“And he said unto the two beasts, Come ye and put your trust under the shadow of my wings, and we will destroy the man whose name is as ebony and his Book.
“And the two beasts gave ear unto him, and they came over to him, and bowed down before him with their faces to the earth....
“Then was the man whose name is as ebony ‘sore dismayed,’ and appealed to the great magician who dwelleth by the old fastness hard by the river Jordan which is by the Border (to Walter Scott), and the magician opened his mouth and said, Lo! my heart wisheth thy good, and let the thing prosper which is in thy hands to do it.
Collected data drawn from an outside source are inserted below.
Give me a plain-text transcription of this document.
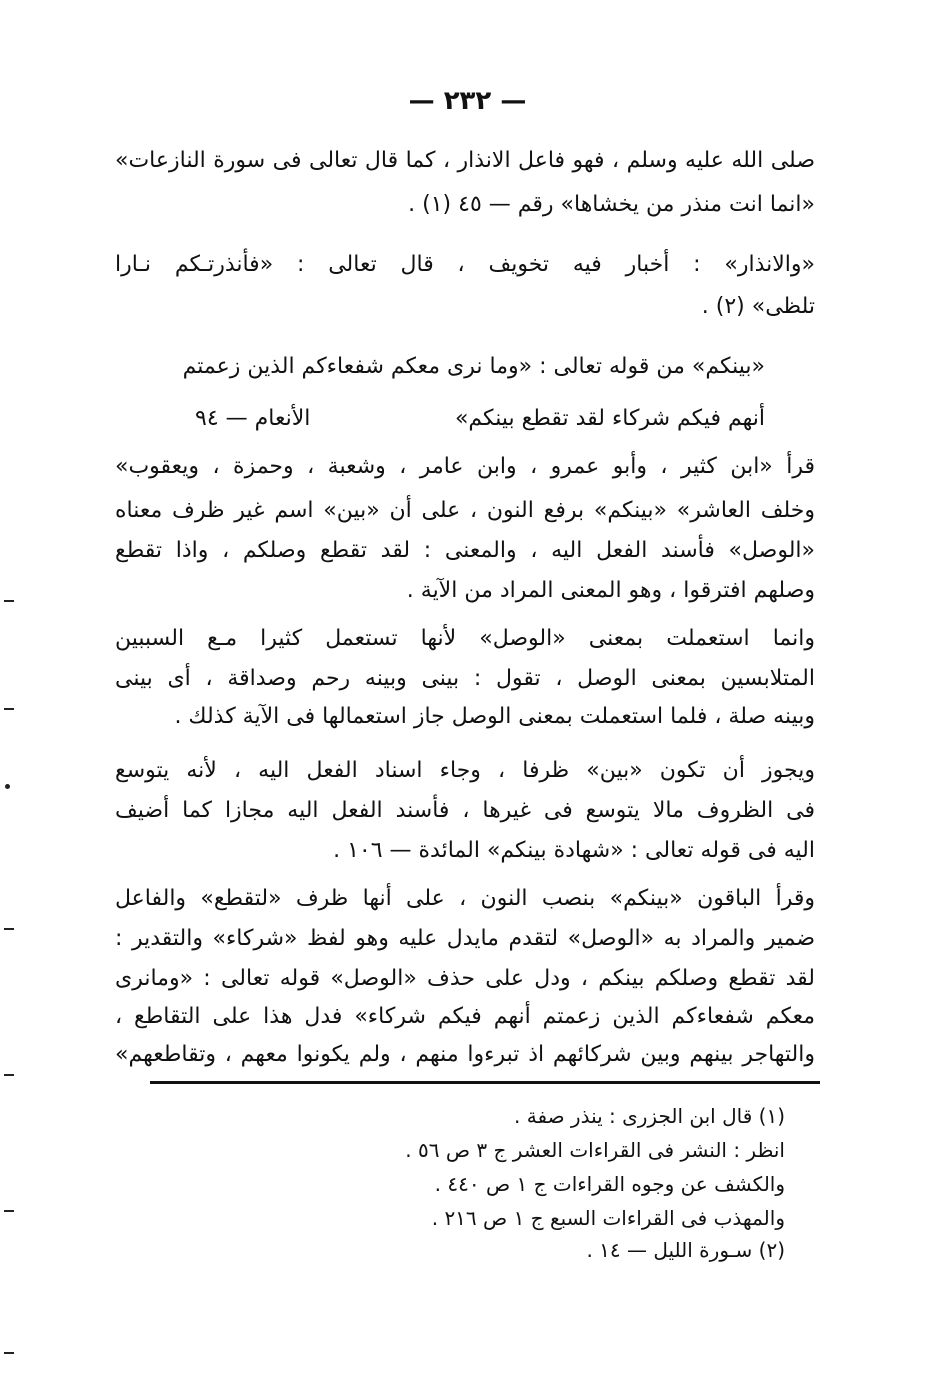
— ٢٣٢ —
صلى الله عليه وسلم ، فهو فاعل الانذار ، كما قال تعالى فى سورة النازعات»
«انما انت منذر من يخشاها» رقم — ٤٥ (١) .
«والانذار» : أخبار فيه تخويف ، قال تعالى : «فأنذرتـكم نـارا
تلظى» (٢) .
«بينكم» من قوله تعالى : «وما نرى معكم شفعاءكم الذين زعمتم
أنهم فيكم شركاء لقد تقطع بينكم»
الأنعام — ٩٤
قرأ «ابن كثير ، وأبو عمرو ، وابن عامر ، وشعبة ، وحمزة ، ويعقوب»
وخلف العاشر» «بينكم» برفع النون ، على أن «بين» اسم غير ظرف معناه
«الوصل» فأسند الفعل اليه ، والمعنى : لقد تقطع وصلكم ، واذا تقطع
وصلهم افترقوا ، وهو المعنى المراد من الآية .
وانما استعملت بمعنى «الوصل» لأنها تستعمل كثيرا مـع السببين
المتلابسين بمعنى الوصل ، تقول : بينى وبينه رحم وصداقة ، أى بينى
وبينه صلة ، فلما استعملت بمعنى الوصل جاز استعمالها فى الآية كذلك .
ويجوز أن تكون «بين» ظرفا ، وجاء اسناد الفعل اليه ، لأنه يتوسع
فى الظروف مالا يتوسع فى غيرها ، فأسند الفعل اليه مجازا كما أضيف
اليه فى قوله تعالى : «شهادة بينكم» المائدة — ١٠٦ .
وقرأ الباقون «بينكم» بنصب النون ، على أنها ظرف «لتقطع» والفاعل
ضمير والمراد به «الوصل» لتقدم مايدل عليه وهو لفظ «شركاء» والتقدير :
لقد تقطع وصلكم بينكم ، ودل على حذف «الوصل» قوله تعالى : «ومانرى
معكم شفعاءكم الذين زعمتم أنهم فيكم شركاء» فدل هذا على التقاطع ،
والتهاجر بينهم وبين شركائهم اذ تبرءوا منهم ، ولم يكونوا معهم ، وتقاطعهم»
(١) قال ابن الجزرى : ينذر صفة .
انظر : النشر فى القراءات العشر ج ٣ ص ٥٦ .
والكشف عن وجوه القراءات ج ١ ص ٤٤٠ .
والمهذب فى القراءات السبع ج ١ ص ٢١٦ .
(٢) سـورة الليل — ١٤ .
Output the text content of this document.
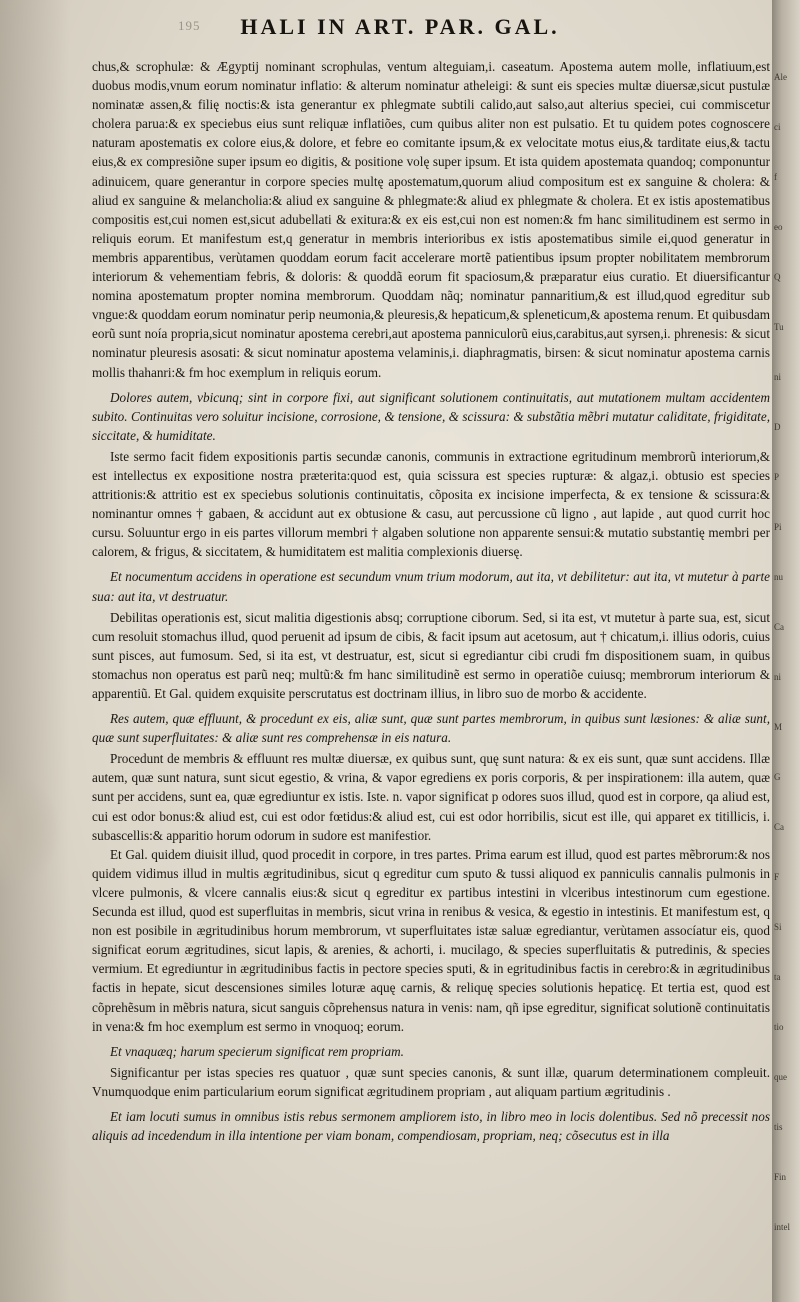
195	HALI IN ART. PAR. GAL.

chus,& scrophulæ: & Ægyptij nominant scrophulas, ventum alteguiam,i. caseatum. Apostema autem molle, inflatiuum,est duobus modis,vnum eorum nominatur inflatio: & alterum nominatur atheleigi: & sunt eis species multæ diuersæ,sicut pustulæ nominatæ assen,& filię noctis:& ista generantur ex phlegmate subtili calido,aut salso,aut alterius speciei, cui commiscetur cholera parua:& ex speciebus eius sunt reliquæ inflatiões, cum quibus aliter non est pulsatio. Et tu quidem potes cognoscere naturam apostematis ex colore eius,& dolore, et febre eo comitante ipsum,& ex velocitate motus eius,& tarditate eius,& tactu eius,& ex compresiõne super ipsum eo digitis, & positione volę super ipsum. Et ista quidem apostemata quandoq; componuntur adinuicem, quare generantur in corpore species multę apostematum,quorum aliud compositum est ex sanguine & cholera: & aliud ex sanguine & melancholia:& aliud ex sanguine & phlegmate:& aliud ex phlegmate & cholera. Et ex istis apostematibus compositis est,cui nomen est,sicut adubellati & exitura:& ex eis est,cui non est nomen:& fm hanc similitudinem est sermo in reliquis eorum. Et manifestum est,q generatur in membris interioribus ex istis apostematibus simile ei,quod generatur in membris apparentibus, verùtamen quoddam eorum facit accelerare mortẽ patientibus ipsum propter nobilitatem membrorum interiorum & vehementiam febris, & doloris: & quoddã eorum fit spaciosum,& præparatur eius curatio. Et diuersificantur nomina apostematum propter nomina membrorum. Quoddam nãq; nominatur pannaritium,& est illud,quod egreditur sub vngue:& quoddam eorum nominatur perip neumonia,& pleuresis,& hepaticum,& spleneticum,& apostema renum. Et quibusdam eorũ sunt noía propria,sicut nominatur apostema cerebri,aut apostema panniculorũ eius,carabitus,aut syrsen,i. phrenesis: & sicut nominatur pleuresis asosati: & sicut nominatur apostema velaminis,i. diaphragmatis, birsen: & sicut nominatur apostema carnis mollis thahanri:& fm hoc exemplum in reliquis eorum.

Dolores autem, vbicunq; sint in corpore fixi, aut significant solutionem continuitatis, aut mutationem multam accidentem subito. Continuitas vero soluitur incisione, corrosione, & tensione, & scissura: & substãtia mẽbri mutatur caliditate, frigiditate, siccitate, & humiditate.

Iste sermo facit fidem expositionis partis secundæ canonis, communis in extractione egritudinum membrorũ interiorum,& est intellectus ex expositione nostra præterita:quod est, quia scissura est species rupturæ: & algaz,i. obtusio est species attritionis:& attritio est ex speciebus solutionis continuitatis, cõposita ex incisione imperfecta, & ex tensione & scissura:& nominantur omnes † gabaen, & accidunt aut ex obtusione & casu, aut percussione cũ ligno , aut lapide , aut quod currit hoc cursu. Soluuntur ergo in eis partes villorum membri † algaben solutione non apparente sensui:& mutatio substantię membri per calorem, & frigus, & siccitatem, & humiditatem est malitia complexionis diuersę.

Et nocumentum accidens in operatione est secundum vnum trium modorum, aut ita, vt debilitetur: aut ita, vt mutetur à parte sua: aut ita, vt destruatur.

Debilitas operationis est, sicut malitia digestionis absq; corruptione ciborum. Sed, si ita est, vt mutetur à parte sua, est, sicut cum resoluit stomachus illud, quod peruenit ad ipsum de cibis, & facit ipsum aut acetosum, aut † chicatum,i. illius odoris, cuius sunt pisces, aut fumosum. Sed, si ita est, vt destruatur, est, sicut si egrediantur cibi crudi fm dispositionem suam, in quibus stomachus non operatus est parũ neq; multũ:& fm hanc similitudinẽ est sermo in operatiõe cuiusq; membrorum interiorum & apparentiũ. Et Gal. quidem exquisite perscrutatus est doctrinam illius, in libro suo de morbo & accidente.

Res autem, quæ effluunt, & procedunt ex eis, aliæ sunt, quæ sunt partes membrorum, in quibus sunt læsiones: & aliæ sunt, quæ sunt superfluitates: & aliæ sunt res comprehensæ in eis natura.

Procedunt de membris & effluunt res multæ diuersæ, ex quibus sunt, quę sunt natura: & ex eis sunt, quæ sunt accidens. Illæ autem, quæ sunt natura, sunt sicut egestio, & vrina, & vapor egrediens ex poris corporis, & per inspirationem: illa autem, quæ sunt per accidens, sunt ea, quæ egrediuntur ex istis. Iste. n. vapor significat p odores suos illud, quod est in corpore, qa aliud est, cui est odor bonus:& aliud est, cui est odor fœtidus:& aliud est, cui est odor horribilis, sicut est ille, qui apparet ex titillicis, i. subascellis:& apparitio horum odorum in sudore est manifestior.

Et Gal. quidem diuisit illud, quod procedit in corpore, in tres partes. Prima earum est illud, quod est partes mẽbrorum:& nos quidem vidimus illud in multis ægritudinibus, sicut q egreditur cum sputo & tussi aliquod ex panniculis cannalis pulmonis in vlcere pulmonis, & vlcere cannalis eius:& sicut q egreditur ex partibus intestini in vlceribus intestinorum cum egestione. Secunda est illud, quod est superfluitas in membris, sicut vrina in renibus & vesica, & egestio in intestinis. Et manifestum est, q non est posibile in ægritudinibus horum membrorum, vt superfluitates istæ saluæ egrediantur, verùtamen assocíatur eis, quod significat eorum ægritudines, sicut lapis, & arenies, & achorti, i. mucilago, & species superfluitatis & putredinis, & species vermium. Et egrediuntur in ægritudinibus factis in pectore species sputi, & in egritudinibus factis in cerebro:& in ægritudinibus factis in hepate, sicut descensiones similes loturæ aquę carnis, & reliquę species solutionis hepaticę. Et tertia est, quod est cõprehẽsum in mẽbris natura, sicut sanguis cõprehensus natura in venis: nam, qñ ipse egreditur, significat solutionẽ continuitatis in vena:& fm hoc exemplum est sermo in vnoquoq; eorum.

Et vnaquæq; harum specierum significat rem propriam.

Significantur per istas species res quatuor , quæ sunt species canonis, & sunt illæ, quarum determinationem compleuit. Vnumquodque enim particularium eorum significat ægritudinem propriam , aut aliquam partium ægritudinis .

Et iam locuti sumus in omnibus istis rebus sermonem ampliorem isto, in libro meo in locis dolentibus. Sed nõ precessit nos aliquis ad incedendum in illa intentione per viam bonam, compendiosam, propriam, neq; cõsecutus est in illa

Ale
ci
f
eo
Q
Tu
ni
D
P
Pi
nu
Ca
ni
M
G
Ca
F
Si
ta
tio
que
tis
Fin
intel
“But thou seest that my hands are full of working, and my labour is great. For, lo! I have to feed all the people of my land, and none knoweth whence his food cometh, but each man openeth his mouth and my hand filleth it with pleasant things. (This is more than a shrewd guess of the authorship of the Waverley Novels.)
“Moreover, thine adversary also is of my familiars (Constable, his publisher).
“Yet be thou silent, peradventure will I help thee some little.”
Chapter II. shows us Blackwood gazing despondently from his inner chamber, when a veiled figure appears, who
“Gave unto the man in plain apparel a tablet containing the names of those upon whom he should call; and when he called they came, and whomsoever he asked he came....
“And the first which came was after the likeness of the beautiful leopard, from the valley of the palm-trees, whose going forth was comely as the greyhound, and his eyes like the lightning of fiery flame (Professor Wilson, author of the ‘Isle of Palms.’)...
“There came also from a far country, the scorpion which delighteth to sting the faces of men, that he might sting sorely the countenance of the man which is crafty, and of the two beasts (Lockhart).